1751 May 6 (Monday). A.M. at the New House. Mr. Jonathan Forbush and Mr. Ebenezer Rice there with me. Mr. Forbush prizes Mr. Rice’s Boards which he has spar’d to me. The price falls so much below Mr. Rice’s Expectation that I agree not to use ‘em till he is better Satisfy’d. Mr. Biglo Spends Some Hours in building a Wall against the Bank of Gravel which came out of my Cellar. N.B. frequent high Winds. Towards evening I visited Eliezer Rice who is Sick of a Fever. He and his wife also were so fervent for forgiveness and Reconcilement that I gave him my Hand — but as to the Doctrine of Original Sin, I told him, I would wave every Thought at present, as he was not now able to undergo Discourse and Dispute.

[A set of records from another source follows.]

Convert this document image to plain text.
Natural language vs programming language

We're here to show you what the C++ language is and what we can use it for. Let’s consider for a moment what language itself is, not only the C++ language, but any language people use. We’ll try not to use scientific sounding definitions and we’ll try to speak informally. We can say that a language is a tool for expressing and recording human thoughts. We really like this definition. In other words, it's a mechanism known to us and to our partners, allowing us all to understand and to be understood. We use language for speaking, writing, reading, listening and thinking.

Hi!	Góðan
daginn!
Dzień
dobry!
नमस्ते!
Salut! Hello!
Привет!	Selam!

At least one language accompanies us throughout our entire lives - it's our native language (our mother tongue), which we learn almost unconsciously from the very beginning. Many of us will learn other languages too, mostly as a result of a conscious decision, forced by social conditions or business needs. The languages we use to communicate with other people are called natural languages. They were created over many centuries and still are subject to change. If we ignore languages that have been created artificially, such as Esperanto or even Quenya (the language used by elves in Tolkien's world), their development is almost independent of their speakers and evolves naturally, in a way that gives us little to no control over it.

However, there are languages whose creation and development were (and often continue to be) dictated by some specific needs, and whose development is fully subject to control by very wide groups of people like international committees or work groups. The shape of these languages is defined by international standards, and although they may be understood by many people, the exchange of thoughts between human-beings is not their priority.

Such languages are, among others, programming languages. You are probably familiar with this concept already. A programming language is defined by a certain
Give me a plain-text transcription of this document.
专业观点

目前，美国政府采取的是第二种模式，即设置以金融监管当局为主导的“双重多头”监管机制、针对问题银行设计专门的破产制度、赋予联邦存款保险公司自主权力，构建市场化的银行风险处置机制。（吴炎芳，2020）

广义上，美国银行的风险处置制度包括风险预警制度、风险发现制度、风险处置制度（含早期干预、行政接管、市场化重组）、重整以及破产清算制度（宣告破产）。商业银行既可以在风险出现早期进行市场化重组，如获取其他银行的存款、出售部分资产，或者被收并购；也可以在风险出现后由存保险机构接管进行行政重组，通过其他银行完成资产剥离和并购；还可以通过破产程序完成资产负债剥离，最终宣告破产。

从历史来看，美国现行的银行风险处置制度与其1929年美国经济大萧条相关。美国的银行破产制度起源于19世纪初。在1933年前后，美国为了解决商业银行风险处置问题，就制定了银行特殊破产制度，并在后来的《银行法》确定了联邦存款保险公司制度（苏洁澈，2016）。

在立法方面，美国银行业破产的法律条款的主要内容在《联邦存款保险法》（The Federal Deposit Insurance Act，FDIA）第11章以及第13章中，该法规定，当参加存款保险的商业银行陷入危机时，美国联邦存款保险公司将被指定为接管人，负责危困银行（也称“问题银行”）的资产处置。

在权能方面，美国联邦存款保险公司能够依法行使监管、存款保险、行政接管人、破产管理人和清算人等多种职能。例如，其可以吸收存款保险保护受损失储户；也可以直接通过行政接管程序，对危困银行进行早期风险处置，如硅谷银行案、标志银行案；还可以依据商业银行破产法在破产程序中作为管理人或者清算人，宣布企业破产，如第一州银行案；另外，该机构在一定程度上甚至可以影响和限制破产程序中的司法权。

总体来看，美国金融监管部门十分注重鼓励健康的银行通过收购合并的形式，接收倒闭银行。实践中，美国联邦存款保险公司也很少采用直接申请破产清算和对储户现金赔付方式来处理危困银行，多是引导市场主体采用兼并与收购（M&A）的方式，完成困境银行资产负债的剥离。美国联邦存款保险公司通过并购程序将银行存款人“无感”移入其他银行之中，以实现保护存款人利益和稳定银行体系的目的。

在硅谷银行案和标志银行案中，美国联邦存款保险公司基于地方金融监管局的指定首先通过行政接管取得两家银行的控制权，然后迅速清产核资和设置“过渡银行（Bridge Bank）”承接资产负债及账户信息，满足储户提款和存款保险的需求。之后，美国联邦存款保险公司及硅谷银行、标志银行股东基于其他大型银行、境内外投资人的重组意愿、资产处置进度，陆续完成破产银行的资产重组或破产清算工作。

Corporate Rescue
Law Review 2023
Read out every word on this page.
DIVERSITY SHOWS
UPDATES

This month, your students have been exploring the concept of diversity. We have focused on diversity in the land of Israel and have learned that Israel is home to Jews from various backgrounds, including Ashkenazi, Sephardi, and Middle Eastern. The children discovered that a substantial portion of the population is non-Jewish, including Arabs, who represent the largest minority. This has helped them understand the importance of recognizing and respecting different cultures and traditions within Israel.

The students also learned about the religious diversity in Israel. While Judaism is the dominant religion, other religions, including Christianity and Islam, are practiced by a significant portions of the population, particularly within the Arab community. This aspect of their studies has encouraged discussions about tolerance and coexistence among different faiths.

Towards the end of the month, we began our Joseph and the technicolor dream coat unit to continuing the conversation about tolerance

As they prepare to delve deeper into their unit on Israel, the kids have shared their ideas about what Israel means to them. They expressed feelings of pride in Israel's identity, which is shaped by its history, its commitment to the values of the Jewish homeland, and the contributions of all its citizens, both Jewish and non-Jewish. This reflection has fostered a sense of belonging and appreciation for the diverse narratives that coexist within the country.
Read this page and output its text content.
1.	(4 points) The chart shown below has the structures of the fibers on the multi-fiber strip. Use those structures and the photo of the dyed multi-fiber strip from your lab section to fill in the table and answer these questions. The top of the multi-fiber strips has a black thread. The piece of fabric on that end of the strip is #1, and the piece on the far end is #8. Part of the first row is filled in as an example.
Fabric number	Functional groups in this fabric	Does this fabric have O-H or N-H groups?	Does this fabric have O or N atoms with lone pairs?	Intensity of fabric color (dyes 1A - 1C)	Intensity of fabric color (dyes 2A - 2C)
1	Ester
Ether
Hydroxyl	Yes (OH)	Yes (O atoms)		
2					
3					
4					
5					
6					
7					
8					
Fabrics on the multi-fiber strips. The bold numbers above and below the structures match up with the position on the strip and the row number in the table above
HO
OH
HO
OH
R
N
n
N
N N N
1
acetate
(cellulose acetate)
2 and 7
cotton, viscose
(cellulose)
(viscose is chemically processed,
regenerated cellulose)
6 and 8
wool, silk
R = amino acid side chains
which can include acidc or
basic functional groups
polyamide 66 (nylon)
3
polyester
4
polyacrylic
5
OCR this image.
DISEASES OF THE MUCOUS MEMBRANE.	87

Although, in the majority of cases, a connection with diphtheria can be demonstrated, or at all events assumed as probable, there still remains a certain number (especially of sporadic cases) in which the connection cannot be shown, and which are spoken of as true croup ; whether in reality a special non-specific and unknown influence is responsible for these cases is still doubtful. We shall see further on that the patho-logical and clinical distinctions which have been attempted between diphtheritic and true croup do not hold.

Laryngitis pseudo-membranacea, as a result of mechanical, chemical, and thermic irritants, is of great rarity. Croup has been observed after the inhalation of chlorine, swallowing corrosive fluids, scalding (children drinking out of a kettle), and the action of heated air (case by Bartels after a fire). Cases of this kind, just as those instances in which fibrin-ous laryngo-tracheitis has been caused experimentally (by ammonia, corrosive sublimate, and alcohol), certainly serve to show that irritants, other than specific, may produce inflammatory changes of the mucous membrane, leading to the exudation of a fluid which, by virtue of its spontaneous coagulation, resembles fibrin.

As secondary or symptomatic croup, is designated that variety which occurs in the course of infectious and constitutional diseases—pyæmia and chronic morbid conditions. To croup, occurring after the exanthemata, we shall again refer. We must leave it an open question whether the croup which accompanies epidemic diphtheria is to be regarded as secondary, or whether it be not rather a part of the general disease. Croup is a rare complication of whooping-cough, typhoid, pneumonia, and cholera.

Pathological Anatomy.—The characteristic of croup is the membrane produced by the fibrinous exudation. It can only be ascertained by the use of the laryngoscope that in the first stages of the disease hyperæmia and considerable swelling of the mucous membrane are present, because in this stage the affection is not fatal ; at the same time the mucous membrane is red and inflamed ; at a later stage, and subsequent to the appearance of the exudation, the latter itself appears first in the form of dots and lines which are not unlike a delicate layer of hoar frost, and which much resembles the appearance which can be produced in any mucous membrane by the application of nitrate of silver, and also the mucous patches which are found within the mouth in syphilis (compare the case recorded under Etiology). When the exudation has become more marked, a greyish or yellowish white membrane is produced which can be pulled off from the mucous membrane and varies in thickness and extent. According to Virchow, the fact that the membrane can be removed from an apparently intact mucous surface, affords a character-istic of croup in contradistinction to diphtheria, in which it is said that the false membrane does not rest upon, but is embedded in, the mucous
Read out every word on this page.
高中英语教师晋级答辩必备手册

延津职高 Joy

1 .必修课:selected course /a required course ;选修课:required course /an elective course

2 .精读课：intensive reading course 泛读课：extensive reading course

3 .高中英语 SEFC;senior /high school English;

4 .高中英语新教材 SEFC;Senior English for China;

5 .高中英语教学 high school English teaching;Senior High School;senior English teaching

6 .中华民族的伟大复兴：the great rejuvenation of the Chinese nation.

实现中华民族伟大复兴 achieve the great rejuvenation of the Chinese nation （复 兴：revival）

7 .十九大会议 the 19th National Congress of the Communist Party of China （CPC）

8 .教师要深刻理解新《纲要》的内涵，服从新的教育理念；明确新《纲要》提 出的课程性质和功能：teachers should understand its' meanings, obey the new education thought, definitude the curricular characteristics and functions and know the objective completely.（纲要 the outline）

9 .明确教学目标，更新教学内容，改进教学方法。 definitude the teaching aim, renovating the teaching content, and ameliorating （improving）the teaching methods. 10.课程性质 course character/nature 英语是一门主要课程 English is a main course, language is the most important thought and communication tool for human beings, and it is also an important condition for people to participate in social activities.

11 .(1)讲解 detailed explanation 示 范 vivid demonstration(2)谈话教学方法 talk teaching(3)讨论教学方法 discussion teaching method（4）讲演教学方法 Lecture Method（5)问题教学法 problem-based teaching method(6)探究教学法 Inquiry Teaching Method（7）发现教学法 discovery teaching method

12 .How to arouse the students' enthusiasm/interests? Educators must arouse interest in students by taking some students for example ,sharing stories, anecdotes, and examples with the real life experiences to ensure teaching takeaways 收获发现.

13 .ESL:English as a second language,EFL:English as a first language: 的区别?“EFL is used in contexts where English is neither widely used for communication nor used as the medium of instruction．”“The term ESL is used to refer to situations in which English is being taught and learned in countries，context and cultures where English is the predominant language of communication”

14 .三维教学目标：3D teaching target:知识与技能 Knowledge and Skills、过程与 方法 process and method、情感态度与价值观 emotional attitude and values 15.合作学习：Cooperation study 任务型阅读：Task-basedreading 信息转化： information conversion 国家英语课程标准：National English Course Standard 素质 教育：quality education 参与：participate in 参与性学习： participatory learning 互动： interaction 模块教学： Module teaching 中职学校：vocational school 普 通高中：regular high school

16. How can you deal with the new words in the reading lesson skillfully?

We part’d friendly. Brother Hicks had been at my House and was gone to Cambridge. When I came home, found Mr. Edwards of Northampton, who was in his Return home from Boston. He and Colonel Timothy Dwight have been endeavouring to have a Council to sit at Northampton next week to advise the small part of people there whether it is best to have Mr. Edwards install’d over them, or not.
Parkman’s brother-in-law, John Hicks of Sutton.
The great Jonathan Edwards.
Dwight and other friends and supporters of Edwards were working to establish a new church in Northampton for the dismissed preacher. James R. Trumbull, History of Northampton (Northampton, 1898, 1902), II, 228, 233-234.